|Paradox Hands-On Round-Up|
|Posted: 15.02.2013 13:54 by||Comments: 3|
Last, but certainly not least, I bring you some hands-on impressions from the other titles Paradox had to show that we were allowed to play. Over the two-day period, we got decent two-hour blocks with Impire, Cities in Motion 2 AND the Showdown Effect, all of which are slated for release over the next couple of months. Let’s see how they are faring up.
Cities in Motion 2
The first Cities in Motion game had some good ideas, but was a little boring to play in the long-run. Sure, it was interesting to see your chosen city develop over time, but if you’re playing a long term game like that, eventually everything became a bit stale. Cities in Motion 2 aims to fix that by cutting right to the chase: A modern setting, with modern modes of transportation all unlocked at once, and larger regions with which to play around with. Some regions can have multiple cities/districts in them, allowing for a lot of different kinds of expansion, and the cities evolve dynamically depending on what you do.
The toolset can be a little fiddly to get to grips with, in terms of placing tracks and making sure everything measures up. Ironically, this is mainly a problem in the tutorial, as due to the very scripted nature of that scenario (for the purposes of teaching); you’re not allowed to actually un-do any mistakes you’ve made. This lead to some hilarious instances of me just putting down track everywhere to try and force an objective to complete. Hiccup aside though, there’s a lot of potential here for those who love to bury themselves in detail. The sandbox map I tried out after the tutorial, for example, had several major towns and cities spread all over the place, with massive lakes in between. This laid the ground-work for having a massive suburban rail-line, ferry services and the usual bus and tram options for within individual districts.

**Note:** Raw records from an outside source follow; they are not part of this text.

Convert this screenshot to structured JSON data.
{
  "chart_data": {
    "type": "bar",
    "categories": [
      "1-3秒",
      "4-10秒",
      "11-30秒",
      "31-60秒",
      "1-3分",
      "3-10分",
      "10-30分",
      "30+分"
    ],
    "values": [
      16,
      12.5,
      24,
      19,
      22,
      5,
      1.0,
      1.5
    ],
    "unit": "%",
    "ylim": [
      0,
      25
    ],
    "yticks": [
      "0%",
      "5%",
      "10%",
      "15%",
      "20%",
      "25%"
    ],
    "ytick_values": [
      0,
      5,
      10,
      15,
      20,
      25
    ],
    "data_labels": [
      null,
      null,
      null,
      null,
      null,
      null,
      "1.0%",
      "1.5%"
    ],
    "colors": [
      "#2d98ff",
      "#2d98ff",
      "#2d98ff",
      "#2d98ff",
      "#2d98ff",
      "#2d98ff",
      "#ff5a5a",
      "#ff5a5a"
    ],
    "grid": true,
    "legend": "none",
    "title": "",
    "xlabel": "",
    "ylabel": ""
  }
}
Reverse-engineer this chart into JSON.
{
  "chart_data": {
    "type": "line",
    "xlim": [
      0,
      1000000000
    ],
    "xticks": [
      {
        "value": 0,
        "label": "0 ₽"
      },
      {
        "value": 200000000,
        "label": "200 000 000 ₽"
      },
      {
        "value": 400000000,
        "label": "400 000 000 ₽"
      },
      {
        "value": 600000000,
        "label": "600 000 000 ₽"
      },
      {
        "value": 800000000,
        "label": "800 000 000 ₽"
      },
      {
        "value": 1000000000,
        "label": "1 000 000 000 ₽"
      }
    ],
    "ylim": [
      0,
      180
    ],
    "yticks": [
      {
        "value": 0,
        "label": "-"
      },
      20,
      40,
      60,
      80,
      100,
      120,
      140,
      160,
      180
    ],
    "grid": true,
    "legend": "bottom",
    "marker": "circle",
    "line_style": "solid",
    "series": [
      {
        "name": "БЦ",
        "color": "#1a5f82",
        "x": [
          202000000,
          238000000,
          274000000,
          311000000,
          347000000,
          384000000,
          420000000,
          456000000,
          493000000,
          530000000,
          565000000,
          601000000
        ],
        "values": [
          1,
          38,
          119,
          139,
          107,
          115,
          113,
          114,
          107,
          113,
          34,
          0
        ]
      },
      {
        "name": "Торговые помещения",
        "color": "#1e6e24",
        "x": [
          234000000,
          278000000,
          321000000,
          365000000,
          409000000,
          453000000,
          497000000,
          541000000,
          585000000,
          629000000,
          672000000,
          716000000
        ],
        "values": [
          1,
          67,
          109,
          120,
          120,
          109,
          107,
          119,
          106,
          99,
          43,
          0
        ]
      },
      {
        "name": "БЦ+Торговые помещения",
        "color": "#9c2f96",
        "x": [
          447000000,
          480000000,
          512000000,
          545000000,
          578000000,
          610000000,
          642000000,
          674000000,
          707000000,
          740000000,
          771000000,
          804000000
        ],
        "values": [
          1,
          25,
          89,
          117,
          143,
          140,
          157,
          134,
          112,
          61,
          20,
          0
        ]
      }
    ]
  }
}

So far, so good we’d say. We’re looking forward to really getting to grips with the game, as the more in-depth options like wages, individual line management and the new timetable system we kind of left alone as to not get too bogged down. For people who love details though, this is going to be the game’s bread and butter.
You’ll remember Impire from when we covered it back at GamesCom last year. It was pretty feature complete even then, and we’re glad we were able to spend a couple of hours with it at this year’s Paradox Convention. It plays really well – the management features are easy to use and all in one place, there’s shortcuts and tool tips for just about everything.
What really stands out about Impire though is its charm. The voice acting is great, with some good banter between Baal, the Imp, and his ‘advisor’ that summoned him who acts as your help guide. Plus, the way the gameplay just comes alive as well is fascinating to watch sometimes. Most rooms that you can build require a worker to man, and these have unique animation sets that they will cycle through, even when no-one’s around. Later in the game, when you start capturing Heroes, you can throw them in a torture room, or in the practice room, which is always funny to watch as well.
As far as the actual game goes – we were only able to play through the tutorial level, which took a good two hours all on its own. Not because it was difficult, but it’s deliberately paced to introduce you to all of the different elements gradually. The management side of things won’t be the most time-consuming, we don’t think – between questing for loot and resources, and keeping your dungeon safe from pesky heroes, we reckon your attention will be split between several areas at once, which makes the enhanced navigation tools a god send.
This has probably been said a lot by now, but the Dungeon Keeper vibe is definitely alive and kicking in this game, and we’re definitely looking forward to it. Check back soon for our full review.
The Showdown Effect
Those crazy mofos at Arrowhead have done it again. You always worry that when a person or a company is trying to move on from something as successful as Magicka, they’ll spend more time chasing their success than actually making a decent product. I felt that way about M. Night Shyamalan after The Sixth Sense, but luckily that doesn’t seem to be the case for The Showdown Effect.
The Showdown Effect is an entirely different game to Magicka though, and requires an entirely different set of skills. More twitch-based than anything else, Showdown is fast past and action packed. You get to choose from a small number of action-hero stereo-types, customise their looks and the two weapons they can take into combat, and then go nuts. The maps are a mixture of open spaces and corridors, with many options to get from one end to another. They’re spacious, but not massive, and it’s quite easily to lose someone if there’s only two of you left. There’s plenty of fun to be had though as you run through the environment. You can slide along the floor, shooting as you go, you climb up places by bouncing from wall to wall, but you can just as easily grab onto a wall and slide down, again, shooting as you go. Some maps even have elevators and stuff you can use to quickly change locations.
This is definitely going to be a game that will be fun to play, but hard to master. There’s rhythm to movement, for example, in terms of easily running along, jumping over obstacles and climbing walls, and it’s quite east to get it wrong. Shooting requires you to aim with the mouse and shoot, which doesn’t sound hard by when your enemy is bouncing around like a crazy person, accuracy is difficult. There’s also mêlée combat as well, which has its own rhythm – it’s always satisfying to chop someone in half.
A good line-up then for Paradox going into 2013 – with most of it coming sooner rather than later though, we can’t wait to see what they’ve got lined up for later in the year. Until next year.